Jim Golembeski, Envision Board Member

I will always correct people when I hear negative comments about the work ethic of our young people.

Granted, the Millennial generation (born 1980-1998) has struggled, but mainly because they did what their Baby Boomer parents told them to do: get a college education in any area. Just go to four-year college! Now we have too many psychology, sociology, and political science majors trying to find a place in the workforce.

The generation behind the Millennials, Gen Z (born 1999-2018), are showing a very different trend that aligns their education with economic opportunity. And our young people are taking advantage of that opportunity! It is called Youth Apprenticeship.

Youth Apprenticeship enters high school juniors and seniors into a sophisticated curriculum within a specific industry at an employer’s facility. The last ten years has shown remarkable growth in Youth Apprenticeship in Wisconsin. In the 2012-13 school year, there were 2,293 youth apprentices in Wisconsin. In the 2022-2023 school year, there are 7,442 students in Youth Apprenticeship programs. Many more employers are engaged as well. These students are often drawn directly into good paying jobs in vital state industries.

The most popular industries include Agriculture, Health Science, Manufacturing, Architecture/Construction, and Marketing. New curricula have recently been developed in Information Technology, Arts & Communication, and Hospitality/Tourism. More detailed information is available at Wisconsin Department of Workforce Development YA Student Participation Dashboard.

And Youth Apprenticeship is indicative of larger trends in education during the last fifteen years, trends that better align education systems with economic needs.  This effort begins with Academic and Career Planning (ACP) in middle and high school so that students can take advantage of training options in their areas of interest.  The lines between high school, technical college and college/university education are becoming increasingly blurred as students gain advanced credit and take more of a smorgasbord approach to education offerings. Employers also play an increasing role in subsidizing and even providing education to employees.
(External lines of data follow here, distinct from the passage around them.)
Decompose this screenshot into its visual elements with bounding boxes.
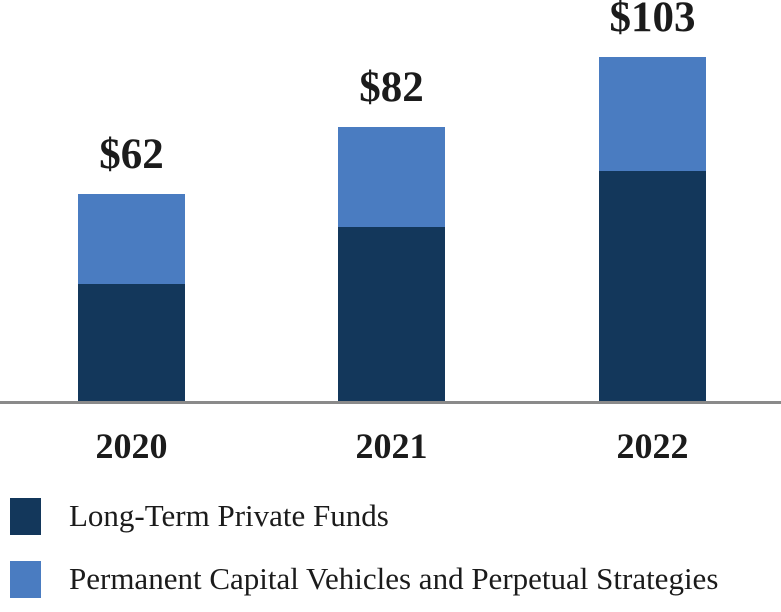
segment-permanent-capital-vehicles [78, 194, 185, 284]
legend-swatch-dark-blue [10, 497, 41, 535]
segment-permanent-capital-vehicles [338, 127, 445, 227]
legend: Long-Term Private Funds Permanent Capita… [10, 497, 718, 598]
bar-total-label: $103 [609, 0, 696, 41]
legend-item-long-term-private-funds: Long-Term Private Funds [10, 497, 718, 535]
bar-total-label: $62 [99, 131, 164, 178]
legend-item-permanent-capital-vehicles: Permanent Capital Vehicles and Perpetual… [10, 560, 718, 598]
x-axis-tick-label: 2020 [95, 426, 168, 466]
x-axis-tick-label: 2021 [355, 426, 428, 466]
bar-total-label: $82 [359, 64, 424, 111]
x-axis-tick-label: 2022 [616, 426, 689, 466]
legend-label: Long-Term Private Funds [69, 498, 389, 533]
segment-permanent-capital-vehicles [599, 57, 706, 171]
bar-2022 [599, 57, 706, 401]
segment-long-term-private-funds [338, 227, 445, 401]
segment-long-term-private-funds [78, 284, 185, 401]
bar-2021 [338, 127, 445, 401]
x-axis-line [0, 401, 781, 404]
segment-long-term-private-funds [599, 171, 706, 401]
legend-swatch-light-blue [10, 560, 41, 598]
bar-2020 [78, 194, 185, 401]
legend-label: Permanent Capital Vehicles and Perpetual… [69, 561, 719, 596]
The result is a system that better aligns education and the regional economy, making more efficient use of the available workforce. The Northeast Wisconsin Innovation Academy, a charter school of the Green Bay Public School District and housed at NWTC, is a recent development connecting secondary education and career opportunities to at-risk students. The recent launch of five engineering majors at UWGB is another example of this alignment.

In the past, education has been provided in discreet packages: grade school, high school, college/university and technical college, all separate from employment and careers as well. In the 21st century, those lines are quickly being erased and education is no longer seen as an end in itself, but as contributing to the career and personal development of our young workers.